Telling Stories: Narrative Art from the Permanent Collection

From the earliest cave paintings to the allegorical religious paintings of the Renaissance and history paintings of the eighteenth and nineteenth centuries, telling stories in visual form has long been an impulse in art. In the nascent developments of American art, narrative compositions were particularly popular because they told the story of the birth of a country. Artists such as John Singleton Copley, Benjamin West, John Trumble, and Charles Wilson Peale were among the many artists in the United States who embraced narrative art and challenged European dominance of the genre.

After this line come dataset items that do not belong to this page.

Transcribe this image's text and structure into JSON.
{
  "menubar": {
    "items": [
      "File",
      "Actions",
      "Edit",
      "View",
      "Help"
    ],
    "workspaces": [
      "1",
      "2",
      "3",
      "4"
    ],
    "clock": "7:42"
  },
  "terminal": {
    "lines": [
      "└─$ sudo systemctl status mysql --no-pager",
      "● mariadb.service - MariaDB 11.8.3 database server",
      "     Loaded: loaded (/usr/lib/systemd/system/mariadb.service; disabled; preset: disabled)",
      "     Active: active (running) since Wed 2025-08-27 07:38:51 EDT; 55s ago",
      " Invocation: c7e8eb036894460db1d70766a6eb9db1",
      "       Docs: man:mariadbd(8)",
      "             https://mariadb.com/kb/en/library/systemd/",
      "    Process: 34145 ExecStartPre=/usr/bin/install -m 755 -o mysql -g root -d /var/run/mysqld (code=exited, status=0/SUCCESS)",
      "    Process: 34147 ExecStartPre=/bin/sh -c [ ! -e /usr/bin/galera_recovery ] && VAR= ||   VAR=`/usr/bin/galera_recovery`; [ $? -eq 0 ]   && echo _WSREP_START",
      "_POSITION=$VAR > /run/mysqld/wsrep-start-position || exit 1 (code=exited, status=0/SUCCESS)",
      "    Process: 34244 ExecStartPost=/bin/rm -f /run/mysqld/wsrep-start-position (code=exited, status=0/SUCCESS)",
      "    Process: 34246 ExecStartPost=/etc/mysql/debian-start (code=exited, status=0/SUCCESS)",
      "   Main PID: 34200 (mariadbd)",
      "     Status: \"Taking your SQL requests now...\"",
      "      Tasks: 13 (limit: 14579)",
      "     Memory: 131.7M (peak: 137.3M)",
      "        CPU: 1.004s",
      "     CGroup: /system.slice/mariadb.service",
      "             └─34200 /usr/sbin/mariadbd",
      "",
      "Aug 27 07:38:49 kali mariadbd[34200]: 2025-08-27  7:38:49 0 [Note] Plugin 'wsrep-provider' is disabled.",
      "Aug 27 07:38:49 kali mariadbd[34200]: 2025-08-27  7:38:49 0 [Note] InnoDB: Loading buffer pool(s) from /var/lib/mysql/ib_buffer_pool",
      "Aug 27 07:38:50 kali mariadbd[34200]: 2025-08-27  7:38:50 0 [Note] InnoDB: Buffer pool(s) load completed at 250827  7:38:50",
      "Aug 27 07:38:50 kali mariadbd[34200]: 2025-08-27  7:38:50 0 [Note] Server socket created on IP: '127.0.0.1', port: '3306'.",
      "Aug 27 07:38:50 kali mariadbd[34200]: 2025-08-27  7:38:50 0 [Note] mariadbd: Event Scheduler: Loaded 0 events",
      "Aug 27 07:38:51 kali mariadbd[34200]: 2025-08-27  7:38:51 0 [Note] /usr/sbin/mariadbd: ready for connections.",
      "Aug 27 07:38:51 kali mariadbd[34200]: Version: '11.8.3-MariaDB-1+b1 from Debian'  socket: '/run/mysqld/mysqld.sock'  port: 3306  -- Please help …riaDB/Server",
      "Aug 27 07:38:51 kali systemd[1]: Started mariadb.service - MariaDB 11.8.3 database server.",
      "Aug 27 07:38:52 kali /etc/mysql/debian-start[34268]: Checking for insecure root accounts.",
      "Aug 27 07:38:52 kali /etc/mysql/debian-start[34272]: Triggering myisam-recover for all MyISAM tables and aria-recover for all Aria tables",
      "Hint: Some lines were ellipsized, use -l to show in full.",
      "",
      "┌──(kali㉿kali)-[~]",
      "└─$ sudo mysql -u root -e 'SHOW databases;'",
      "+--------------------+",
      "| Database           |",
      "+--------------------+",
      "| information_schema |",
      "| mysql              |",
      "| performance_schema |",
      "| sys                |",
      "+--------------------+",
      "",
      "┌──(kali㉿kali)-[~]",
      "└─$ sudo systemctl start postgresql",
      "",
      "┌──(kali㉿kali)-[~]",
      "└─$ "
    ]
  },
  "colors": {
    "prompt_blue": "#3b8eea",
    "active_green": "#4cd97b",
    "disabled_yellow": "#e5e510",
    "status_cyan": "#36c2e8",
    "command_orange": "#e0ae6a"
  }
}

Entertaining, educational, and at times moralistic, narrative works of art focus on a single image that is captured in time in the midst of an action or implies that some kind of activity has recently taken place. While many modern artists sought to remove narrative content from their abstract paintings in the late nineteenth and early twentieth centuries, in the mid-1960s, as realism became redefined through Pop art and photo realism, the tendency to depict figurative works within an implied story line resurged. Contemporary narrative art is for the most part a kind of fiction that addresses relationships, mythic and historic situations, and everyday life. Such stories derive from personal biography, literature, television, the Internet, and the pure imagination of the artist. Whether highly subjective or socio-political in nature, narrative art provides a challenge to the viewer—not simply to unlock the plot of a fixed story, but to follow numerous paths of interpretation based on one’s own association with people, places, and things.